Como caído del cielo

    Genaro regresó a casa una tarde más con la chaqueta de su traje azul oscuro en la mano y la corbata negra torcida y aflojada sobre su camisa blanca de manga corta. Alrededor de su cabeza pelada y rojiza se perlaban las gotas de sudor. Entró en el portal dejando de lado el ascensor, pues su casa era el bajo de un edificio de seis pisos en un barrio obrero. Saludó con pocas ganas a su mujer, el cansancio y el calor hacían denso el aire.

­—¿Cómo ha ido el día? — preguntó ella mientras trituraba el gazpacho con la minipimer.

—Bien, hemos empaquetado a tres— contestó desde la habitación mientras  se desvestía

—¿Eran jóvenes?

—Dos viejas y un yonki, entre los tres no pesaban lo que un tío normal, así que no me he deslomado mucho

—Ha venido mi hermano a cenar, está en el patio

—Cagondiós, ese sí que no se deslomará, no

     Genaro en pantalón corto y camiseta imperio descolorida apartó las ruidosas ristras de plástico de la puerta que separaba la vivienda del patio interior. Miró hacia arriba brevemente, y vio las sábanas de los vecinos colgando de los tendales de los pisos y más arriba el cuadrado enmarcando el cielo oscuro del verano

—Hombre, cuñao, ¡qué pasa!— saludó Paco sonriendo y  plegando el Marca mientras  bajaba los pies de la silla que tenía enfrente. —¿Qué tal día has tenido?

—-No tan interesante como el tuyo seguro, no hay más que verte
  
   La mujer de Genaro llamó a gritos a Paco para que le ayudara a poner la mesa, cuando ese acudió a la llamada Genaro cogió el Marca. —tráeme una cerveza de paso— ordenó a Paco —así haces algo útil, coño, que debes tener los cojones en carne viva de tanto tocártelos— añadió por lo bajini a sabiendas de que no le escuchaba.
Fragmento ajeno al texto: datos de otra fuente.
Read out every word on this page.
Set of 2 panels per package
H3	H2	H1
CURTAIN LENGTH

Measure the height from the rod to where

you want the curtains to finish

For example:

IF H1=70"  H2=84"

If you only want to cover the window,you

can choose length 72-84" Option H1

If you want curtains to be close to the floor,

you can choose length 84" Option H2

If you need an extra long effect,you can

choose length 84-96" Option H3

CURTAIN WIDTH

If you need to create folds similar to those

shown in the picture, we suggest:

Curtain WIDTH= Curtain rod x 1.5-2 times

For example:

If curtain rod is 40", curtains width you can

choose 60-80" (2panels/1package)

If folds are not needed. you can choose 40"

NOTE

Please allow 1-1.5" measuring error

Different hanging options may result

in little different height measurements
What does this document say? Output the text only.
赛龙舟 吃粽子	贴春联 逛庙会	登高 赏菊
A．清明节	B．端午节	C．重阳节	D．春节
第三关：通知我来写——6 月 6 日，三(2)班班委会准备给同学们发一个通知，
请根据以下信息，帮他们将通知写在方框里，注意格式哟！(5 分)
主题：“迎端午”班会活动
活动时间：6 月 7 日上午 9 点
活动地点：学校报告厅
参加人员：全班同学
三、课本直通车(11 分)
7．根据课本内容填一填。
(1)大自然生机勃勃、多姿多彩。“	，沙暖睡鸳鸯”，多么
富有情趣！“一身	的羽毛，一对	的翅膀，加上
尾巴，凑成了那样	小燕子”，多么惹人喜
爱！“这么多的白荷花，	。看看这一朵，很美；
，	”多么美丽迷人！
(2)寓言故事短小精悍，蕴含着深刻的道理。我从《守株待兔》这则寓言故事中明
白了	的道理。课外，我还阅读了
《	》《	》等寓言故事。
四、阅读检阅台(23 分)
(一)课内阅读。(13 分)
    Un rato después la mesa estaba puesta, y Sara comenzó a servir el gazpacho mientras Paco removía la sangría con una cuchara larga de madera.

—Ha vuelto la chica del sexto—dijo Sara

—¿La gorda zumbada?— contestó Genaro

—No la llames así, pobre, bastante tiene con lo suyo

—¿Esa es la que se quiso suicidar con las pastillas, ¿no?— intervino Paco

—¿Qué es eso de quererse suicidar?, el que se quiere morir de verdad no lo intenta, lo consigue a la primera y punto y lo demás son montajes para llamar la atención, y ¿sabes por qué? porque no hay cojones de hacerlo ¡esa es la puta verdad!. Morirse es muy fácil, te lo digo yo que trabajo el género desde hace tres años- replicó Genaro. Prosiguió, —Lo que pasa es que la gente es muy floja, joder, hay que echarle cojones a las cosas, mírame a mí—, decía palmeándose violentamente el pecho, —cuando cerró al fábrica de muebles me busqué la vida y encontré trabajo en la funeraria, tenía que sacar una familia adelante así que nada de remilgos, ¡si se quiere salir adelante se sale y se acabó!— terminó la frase con la mirada clavada en Paco que se dio totalmente por aludido y solo ante el peligro pues Sara había ido a la cocina a buscar los macarrones con tomate del segundo plato.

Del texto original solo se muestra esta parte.